Shoot in RAW: If you plan to edit the photos, shooting in RAW is a must (change file type through your camera settings). Files are large but don’t lose data. Shoot in jpeg if you don’t plan to edit, the files are much more manageable. Some cameras can save both files, but this will use up lots of storage.

Turn on NR mode: This helps reduce the noise (graininess) of your final image. Your camera takes a second image after your first image (so make sure to not touch your camera until it has finished both shots).

After each image, check them! Make sure the focus is adequate and the exposure isn’t too dark.


Editing: Polishing your Cosmic Gems

Astrophotography is an art that continues beyond the click of the shutter. Editing can go a long way with astrophotography, you might not think much of your photos yet, but a few key editing techniques can bring them to life.

Quick Editing Tips

  1. Fine-tune exposure to brighten or darken the overall image to show more detail or hide graininess
  2. Adjust the white balance to achieve desired colour temperature and mood.
  3. Increase sharpness, contrast, and clarity to bring out details.
  4. Increase noise reduction to minimise grain in low-light conditions.
  5. Pro tip! If you have the option, use a masking brush over the Milky Way/starry sections, increase the exposure and saturation over it to make it pop.

Editing Software

There are countless options out there, with prices varying wildly. Adobe Photoshop and Lightroom, and CaptureOne are popular choices but come with expensive monthly subscriptions.

There are free options too such as Gimp and PhotoScape that will do the job, just with fewer features. If you decide to level up your astrophotography editing skills, there are stacking software available where you can combine multiple images of the night sky to reduce noise, enhance details or create star trail images.

Programs like Sequator and DeepSkyStacker allow you to create stunning composite images.

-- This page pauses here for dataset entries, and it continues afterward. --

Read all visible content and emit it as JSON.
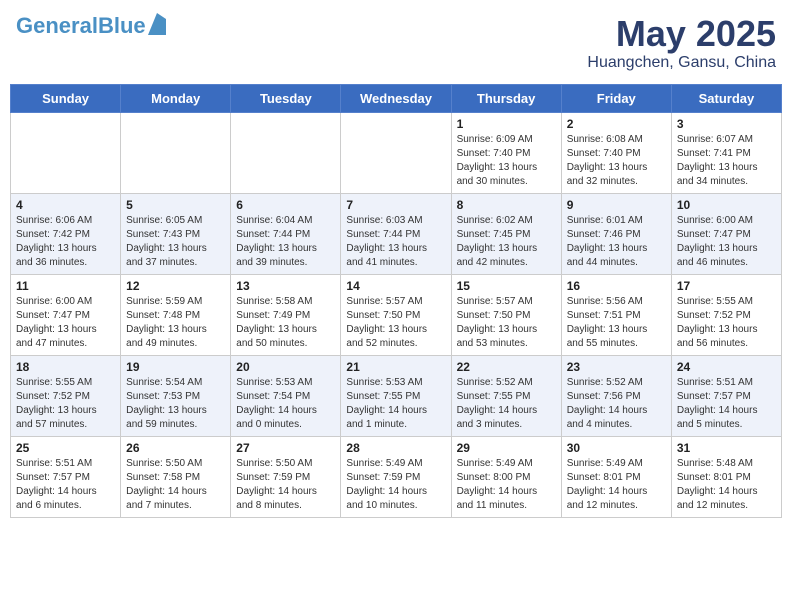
{
  "header": {
    "logo_line1": "General",
    "logo_line2": "Blue",
    "month": "May 2025",
    "location": "Huangchen, Gansu, China"
  },
  "days_of_week": [
    "Sunday",
    "Monday",
    "Tuesday",
    "Wednesday",
    "Thursday",
    "Friday",
    "Saturday"
  ],
  "weeks": [
    [
      {
        "day": "",
        "info": ""
      },
      {
        "day": "",
        "info": ""
      },
      {
        "day": "",
        "info": ""
      },
      {
        "day": "",
        "info": ""
      },
      {
        "day": "1",
        "info": "Sunrise: 6:09 AM\nSunset: 7:40 PM\nDaylight: 13 hours\nand 30 minutes."
      },
      {
        "day": "2",
        "info": "Sunrise: 6:08 AM\nSunset: 7:40 PM\nDaylight: 13 hours\nand 32 minutes."
      },
      {
        "day": "3",
        "info": "Sunrise: 6:07 AM\nSunset: 7:41 PM\nDaylight: 13 hours\nand 34 minutes."
      }
    ],
    [
      {
        "day": "4",
        "info": "Sunrise: 6:06 AM\nSunset: 7:42 PM\nDaylight: 13 hours\nand 36 minutes."
      },
      {
        "day": "5",
        "info": "Sunrise: 6:05 AM\nSunset: 7:43 PM\nDaylight: 13 hours\nand 37 minutes."
      },
      {
        "day": "6",
        "info": "Sunrise: 6:04 AM\nSunset: 7:44 PM\nDaylight: 13 hours\nand 39 minutes."
      },
      {
        "day": "7",
        "info": "Sunrise: 6:03 AM\nSunset: 7:44 PM\nDaylight: 13 hours\nand 41 minutes."
      },
      {
        "day": "8",
        "info": "Sunrise: 6:02 AM\nSunset: 7:45 PM\nDaylight: 13 hours\nand 42 minutes."
      },
      {
        "day": "9",
        "info": "Sunrise: 6:01 AM\nSunset: 7:46 PM\nDaylight: 13 hours\nand 44 minutes."
      },
      {
        "day": "10",
        "info": "Sunrise: 6:00 AM\nSunset: 7:47 PM\nDaylight: 13 hours\nand 46 minutes."
      }
    ],
    [
      {
        "day": "11",
        "info": "Sunrise: 6:00 AM\nSunset: 7:47 PM\nDaylight: 13 hours\nand 47 minutes."
      },
      {
        "day": "12",
        "info": "Sunrise: 5:59 AM\nSunset: 7:48 PM\nDaylight: 13 hours\nand 49 minutes."
      },
      {
        "day": "13",
        "info": "Sunrise: 5:58 AM\nSunset: 7:49 PM\nDaylight: 13 hours\nand 50 minutes."
      },
      {
        "day": "14",
        "info": "Sunrise: 5:57 AM\nSunset: 7:50 PM\nDaylight: 13 hours\nand 52 minutes."
      },
      {
        "day": "15",
        "info": "Sunrise: 5:57 AM\nSunset: 7:50 PM\nDaylight: 13 hours\nand 53 minutes."
      },
      {
        "day": "16",
        "info": "Sunrise: 5:56 AM\nSunset: 7:51 PM\nDaylight: 13 hours\nand 55 minutes."
      },
      {
        "day": "17",
        "info": "Sunrise: 5:55 AM\nSunset: 7:52 PM\nDaylight: 13 hours\nand 56 minutes."
      }
    ],
    [
      {
        "day": "18",
        "info": "Sunrise: 5:55 AM\nSunset: 7:52 PM\nDaylight: 13 hours\nand 57 minutes."
      },
      {
        "day": "19",
        "info": "Sunrise: 5:54 AM\nSunset: 7:53 PM\nDaylight: 13 hours\nand 59 minutes."
      },
      {
        "day": "20",
        "info": "Sunrise: 5:53 AM\nSunset: 7:54 PM\nDaylight: 14 hours\nand 0 minutes."
      },
      {
        "day": "21",
        "info": "Sunrise: 5:53 AM\nSunset: 7:55 PM\nDaylight: 14 hours\nand 1 minute."
      },
      {
        "day": "22",
        "info": "Sunrise: 5:52 AM\nSunset: 7:55 PM\nDaylight: 14 hours\nand 3 minutes."
      },
      {
        "day": "23",
        "info": "Sunrise: 5:52 AM\nSunset: 7:56 PM\nDaylight: 14 hours\nand 4 minutes."
      },
      {
        "day": "24",
        "info": "Sunrise: 5:51 AM\nSunset: 7:57 PM\nDaylight: 14 hours\nand 5 minutes."
      }
    ],
    [
      {
        "day": "25",
        "info": "Sunrise: 5:51 AM\nSunset: 7:57 PM\nDaylight: 14 hours\nand 6 minutes."
      },
      {
        "day": "26",
        "info": "Sunrise: 5:50 AM\nSunset: 7:58 PM\nDaylight: 14 hours\nand 7 minutes."
      },
      {
        "day": "27",
        "info": "Sunrise: 5:50 AM\nSunset: 7:59 PM\nDaylight: 14 hours\nand 8 minutes."
      },
      {
        "day": "28",
        "info": "Sunrise: 5:49 AM\nSunset: 7:59 PM\nDaylight: 14 hours\nand 10 minutes."
      },
      {
        "day": "29",
        "info": "Sunrise: 5:49 AM\nSunset: 8:00 PM\nDaylight: 14 hours\nand 11 minutes."
      },
      {
        "day": "30",
        "info": "Sunrise: 5:49 AM\nSunset: 8:01 PM\nDaylight: 14 hours\nand 12 minutes."
      },
      {
        "day": "31",
        "info": "Sunrise: 5:48 AM\nSunset: 8:01 PM\nDaylight: 14 hours\nand 12 minutes."
      }
    ]
  ]
}
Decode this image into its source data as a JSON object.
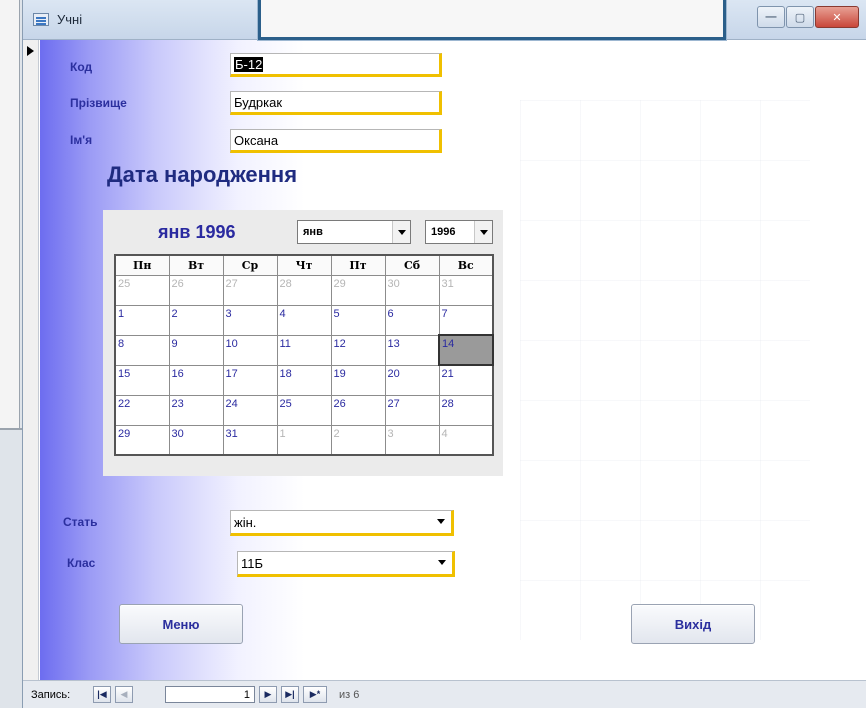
{
  "window": {
    "title": "Учні",
    "minimize": "—",
    "maximize": "▢",
    "close": "✕"
  },
  "form": {
    "code_label": "Код",
    "code_value": "Б-12",
    "surname_label": "Прізвище",
    "surname_value": "Будркак",
    "name_label": "Ім'я",
    "name_value": "Оксана",
    "dob_heading": "Дата народження",
    "gender_label": "Стать",
    "gender_value": "жін.",
    "class_label": "Клас",
    "class_value": "11Б",
    "menu_button": "Меню",
    "exit_button": "Вихід"
  },
  "calendar": {
    "month_title": "янв 1996",
    "month_select": "янв",
    "year_select": "1996",
    "weekdays": [
      "Пн",
      "Вт",
      "Ср",
      "Чт",
      "Пт",
      "Сб",
      "Вс"
    ],
    "weeks": [
      [
        {
          "d": "25",
          "t": "oth"
        },
        {
          "d": "26",
          "t": "oth"
        },
        {
          "d": "27",
          "t": "oth"
        },
        {
          "d": "28",
          "t": "oth"
        },
        {
          "d": "29",
          "t": "oth"
        },
        {
          "d": "30",
          "t": "oth"
        },
        {
          "d": "31",
          "t": "oth"
        }
      ],
      [
        {
          "d": "1",
          "t": "cur"
        },
        {
          "d": "2",
          "t": "cur"
        },
        {
          "d": "3",
          "t": "cur"
        },
        {
          "d": "4",
          "t": "cur"
        },
        {
          "d": "5",
          "t": "cur"
        },
        {
          "d": "6",
          "t": "cur"
        },
        {
          "d": "7",
          "t": "cur"
        }
      ],
      [
        {
          "d": "8",
          "t": "cur"
        },
        {
          "d": "9",
          "t": "cur"
        },
        {
          "d": "10",
          "t": "cur"
        },
        {
          "d": "11",
          "t": "cur"
        },
        {
          "d": "12",
          "t": "cur"
        },
        {
          "d": "13",
          "t": "cur"
        },
        {
          "d": "14",
          "t": "sel"
        }
      ],
      [
        {
          "d": "15",
          "t": "cur"
        },
        {
          "d": "16",
          "t": "cur"
        },
        {
          "d": "17",
          "t": "cur"
        },
        {
          "d": "18",
          "t": "cur"
        },
        {
          "d": "19",
          "t": "cur"
        },
        {
          "d": "20",
          "t": "cur"
        },
        {
          "d": "21",
          "t": "cur"
        }
      ],
      [
        {
          "d": "22",
          "t": "cur"
        },
        {
          "d": "23",
          "t": "cur"
        },
        {
          "d": "24",
          "t": "cur"
        },
        {
          "d": "25",
          "t": "cur"
        },
        {
          "d": "26",
          "t": "cur"
        },
        {
          "d": "27",
          "t": "cur"
        },
        {
          "d": "28",
          "t": "cur"
        }
      ],
      [
        {
          "d": "29",
          "t": "cur"
        },
        {
          "d": "30",
          "t": "cur"
        },
        {
          "d": "31",
          "t": "cur"
        },
        {
          "d": "1",
          "t": "oth"
        },
        {
          "d": "2",
          "t": "oth"
        },
        {
          "d": "3",
          "t": "oth"
        },
        {
          "d": "4",
          "t": "oth"
        }
      ]
    ]
  },
  "navbar": {
    "record_label": "Запись:",
    "current_record": "1",
    "of_total": "из 6",
    "first_icon": "|◀",
    "prev_icon": "◀",
    "next_icon": "▶",
    "last_icon": "▶|",
    "new_icon": "▶*"
  },
  "colors": {
    "label": "#2b2f9e",
    "field_accent": "#f0c000",
    "heading": "#1f2b80"
  }
}
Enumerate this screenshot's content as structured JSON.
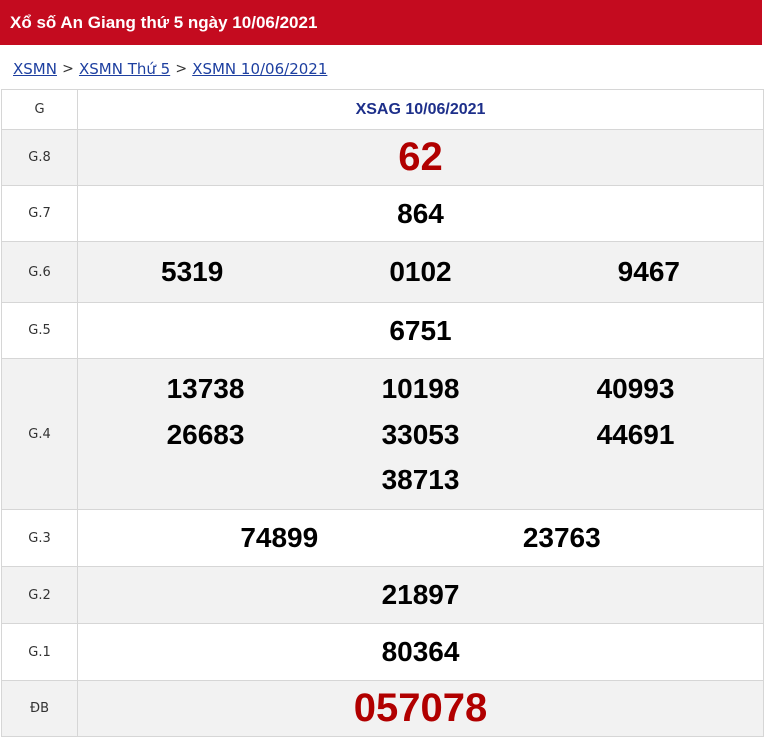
{
  "page": {
    "title": "Xổ số An Giang thứ 5 ngày 10/06/2021"
  },
  "breadcrumb": {
    "items": [
      "XSMN",
      "XSMN Thứ 5",
      "XSMN 10/06/2021"
    ],
    "separator": ">"
  },
  "table": {
    "col_label_header": "G",
    "station_header": "XSAG 10/06/2021",
    "prizes": {
      "g8": {
        "label": "G.8",
        "numbers": [
          "62"
        ]
      },
      "g7": {
        "label": "G.7",
        "numbers": [
          "864"
        ]
      },
      "g6": {
        "label": "G.6",
        "numbers": [
          "5319",
          "0102",
          "9467"
        ]
      },
      "g5": {
        "label": "G.5",
        "numbers": [
          "6751"
        ]
      },
      "g4": {
        "label": "G.4",
        "numbers": [
          "13738",
          "10198",
          "40993",
          "26683",
          "33053",
          "44691",
          "38713"
        ]
      },
      "g3": {
        "label": "G.3",
        "numbers": [
          "74899",
          "23763"
        ]
      },
      "g2": {
        "label": "G.2",
        "numbers": [
          "21897"
        ]
      },
      "g1": {
        "label": "G.1",
        "numbers": [
          "80364"
        ]
      },
      "db": {
        "label": "ĐB",
        "numbers": [
          "057078"
        ]
      }
    }
  },
  "colors": {
    "header_bg": "#c40b1f",
    "link": "#1d3fa0",
    "station_header": "#1d2f8a",
    "highlight_number": "#b10000",
    "alt_row_bg": "#f2f2f2"
  }
}
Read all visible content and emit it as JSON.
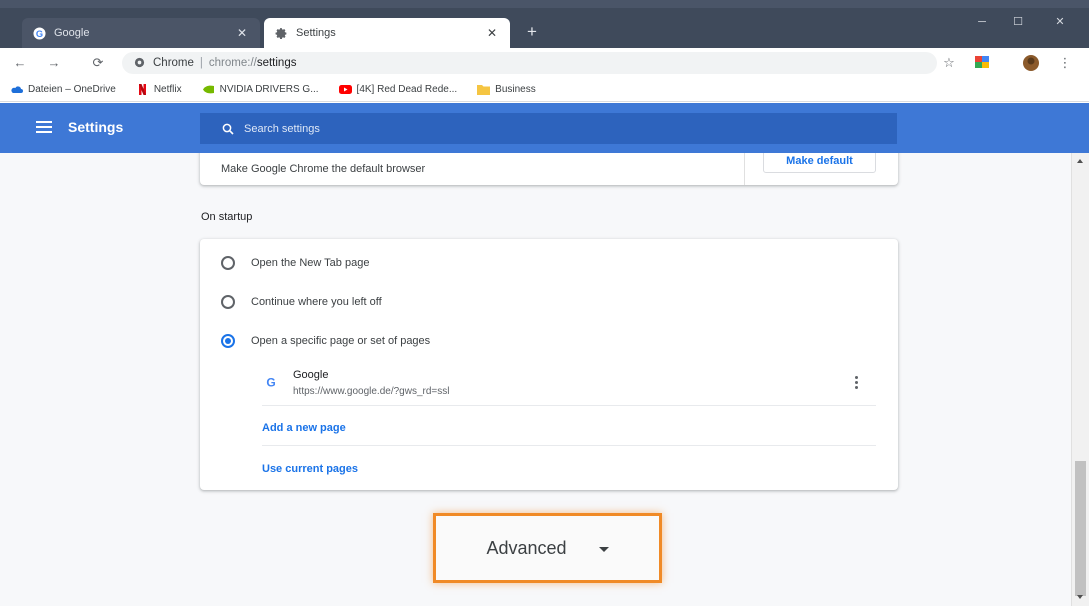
{
  "tabs": [
    {
      "title": "Google",
      "active": false
    },
    {
      "title": "Settings",
      "active": true
    }
  ],
  "omnibox": {
    "scheme_label": "Chrome",
    "url_scheme": "chrome://",
    "url_path": "settings"
  },
  "bookmarks": [
    {
      "label": "Dateien – OneDrive",
      "icon": "onedrive-cloud-icon",
      "color": "#1e6fd9"
    },
    {
      "label": "Netflix",
      "icon": "netflix-icon",
      "color": "#e50914"
    },
    {
      "label": "NVIDIA DRIVERS G...",
      "icon": "nvidia-icon",
      "color": "#76b900"
    },
    {
      "label": "[4K] Red Dead Rede...",
      "icon": "youtube-icon",
      "color": "#ff0000"
    },
    {
      "label": "Business",
      "icon": "folder-icon",
      "color": "#f5c542"
    }
  ],
  "header": {
    "title": "Settings"
  },
  "search": {
    "placeholder": "Search settings"
  },
  "default_browser": {
    "text": "Make Google Chrome the default browser",
    "button": "Make default"
  },
  "startup": {
    "title": "On startup",
    "options": [
      {
        "label": "Open the New Tab page",
        "checked": false
      },
      {
        "label": "Continue where you left off",
        "checked": false
      },
      {
        "label": "Open a specific page or set of pages",
        "checked": true
      }
    ],
    "pages": [
      {
        "name": "Google",
        "url": "https://www.google.de/?gws_rd=ssl"
      }
    ],
    "add_page": "Add a new page",
    "use_current": "Use current pages"
  },
  "advanced": {
    "label": "Advanced"
  },
  "colors": {
    "accent": "#1a73e8",
    "header": "#3e78d6",
    "highlight": "#f08a26"
  }
}
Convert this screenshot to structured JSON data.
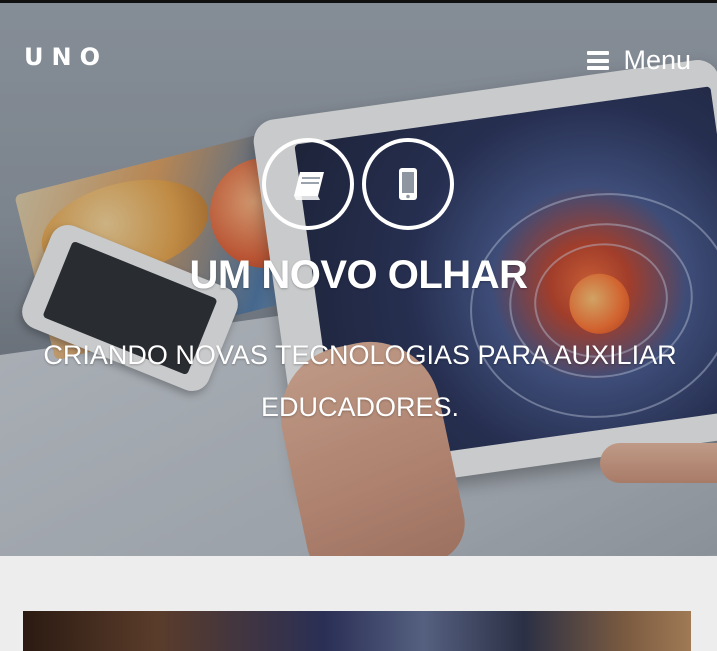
{
  "header": {
    "brand": "UNO",
    "menu_label": "Menu"
  },
  "hero": {
    "icons": [
      "book-icon",
      "mobile-icon"
    ],
    "headline": "UM NOVO OLHAR",
    "subtitle": "CRIANDO NOVAS TECNOLOGIAS PARA AUXILIAR EDUCADORES."
  },
  "colors": {
    "text": "#ffffff",
    "page_bg": "#ededed",
    "top_line": "#111111"
  }
}
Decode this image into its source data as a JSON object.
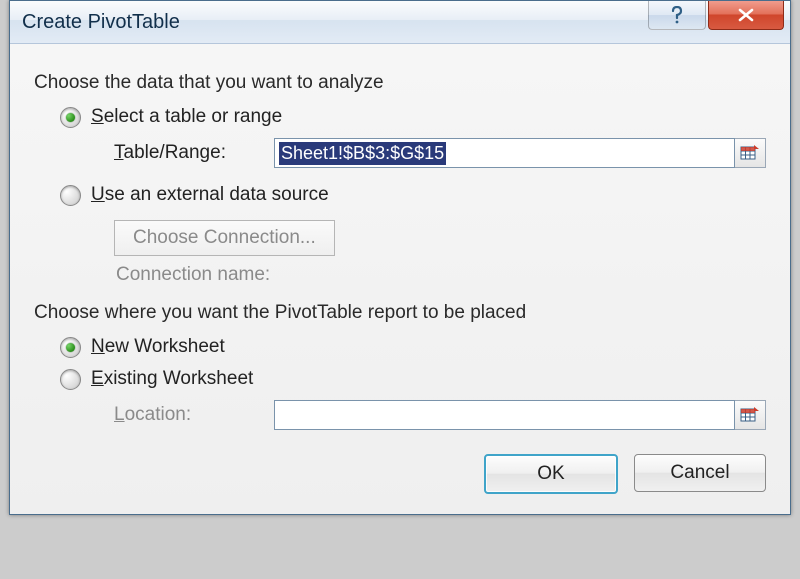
{
  "title": "Create PivotTable",
  "section1_label": "Choose the data that you want to analyze",
  "opt_select_table": {
    "prefix": "S",
    "rest": "elect a table or range",
    "checked": true
  },
  "table_range": {
    "label_prefix": "T",
    "label_rest": "able/Range:",
    "value": "Sheet1!$B$3:$G$15"
  },
  "opt_external": {
    "prefix": "U",
    "rest": "se an external data source",
    "checked": false
  },
  "choose_connection_label": "Choose Connection...",
  "connection_name_label": "Connection name:",
  "section2_label": "Choose where you want the PivotTable report to be placed",
  "opt_new_ws": {
    "prefix": "N",
    "rest": "ew Worksheet",
    "checked": true
  },
  "opt_existing_ws": {
    "prefix": "E",
    "rest": "xisting Worksheet",
    "checked": false
  },
  "location": {
    "label_prefix": "L",
    "label_rest": "ocation:",
    "value": ""
  },
  "buttons": {
    "ok": "OK",
    "cancel": "Cancel"
  }
}
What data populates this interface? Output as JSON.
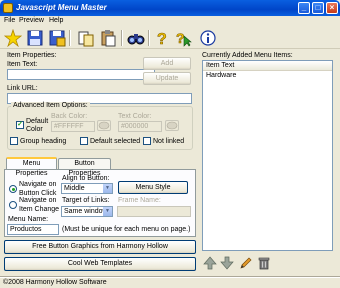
{
  "window": {
    "title": "Javascript Menu Master",
    "controls": [
      "_",
      "□",
      "×"
    ]
  },
  "menubar": {
    "items": [
      "File",
      "Preview",
      "Help"
    ]
  },
  "toolbar": {
    "icons": [
      "new-star-icon",
      "save-icon",
      "save-as-icon",
      "copy-icon",
      "paste-icon",
      "preview-binoculars-icon",
      "help-icon",
      "help-pointer-icon",
      "info-icon"
    ]
  },
  "item_properties": {
    "header": "Item Properties:",
    "item_text_label": "Item Text:",
    "item_text_value": "",
    "add_button": "Add",
    "update_button": "Update",
    "link_url_label": "Link URL:",
    "link_url_value": ""
  },
  "advanced": {
    "title": "Advanced Item Options:",
    "default_color_label": "Default\nColor",
    "default_color_checked": true,
    "back_color_label": "Back Color:",
    "back_color_value": "#FFFFFF",
    "text_color_label": "Text Color:",
    "text_color_value": "#000000",
    "group_heading_label": "Group heading",
    "default_selected_label": "Default selected",
    "not_linked_label": "Not linked"
  },
  "tabs": {
    "items": [
      "Menu Properties",
      "Button Properties"
    ],
    "active": 0
  },
  "menu_props": {
    "navigate_click_label": "Navigate on\nButton Click",
    "navigate_change_label": "Navigate on\nItem Change",
    "align_label": "Align to Button:",
    "align_value": "Middle",
    "menu_style_button": "Menu Style",
    "target_label": "Target of Links:",
    "target_value": "Same window",
    "frame_name_label": "Frame Name:",
    "frame_name_value": "",
    "menu_name_label": "Menu Name:",
    "menu_name_value": "Productos",
    "menu_name_hint": "(Must be unique for each menu on page.)"
  },
  "links": {
    "free_graphics": "Free Button Graphics from Harmony Hollow",
    "cool_templates": "Cool Web Templates"
  },
  "menu_items_panel": {
    "header": "Currently Added Menu Items:",
    "column": "Item Text",
    "rows": [
      "Hardware"
    ]
  },
  "bottom_icons": [
    "move-up-icon",
    "move-down-icon",
    "edit-pencil-icon",
    "delete-trash-icon"
  ],
  "status": {
    "text": "©2008 Harmony Hollow Software"
  },
  "colors": {
    "titlebar": "#0045c8",
    "window_bg": "#ece9d8",
    "accent_green": "#21a121"
  }
}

Different Shooting Approaches: Painting the Night Sky

Astrophotography offers endless possibilities for artistic expression. Explore these shooting approaches to add a touch of magic to your cosmic creations:

  1. Light Painting: Illuminate the foreground of your night sky compositions with subtle light sources like a torche or LED panels. Note, your head torch is far brighter than the stars in the camera so you only need to flash your foreground/subject for a second or two.
  2. Milky Way Panoramas: Embrace the grandeur of the Milky Way by capturing panoramic shots. Stitch together multiple images with your editing software to create an awe-inspiring view of our galactic home.
  3. Star Trails: Star trails are mesmerising to behold but require a few different techniques to capture. You could extend your exposure time to minutes or even hours to capture them, but even if your battery lasts that long, if someone so much as turns their phone light on in front of your camera the whole shot is ruined! Instead, an intervalometer (some cameras have them in-built) take images periodically and can save you a lot of hassle. It’s easy to use and when you’re done, the free software mentioned above effortlessly combines your images into one stellar shot.

Practice makes perfect like anything else, the key is to persist, experiment and keep trying! It took me many failed attempts and cold nights to get the hang of it, but just remember to pack that camp chair and hot chocolate, and your journey to some stellar shots will be another adventure to remember.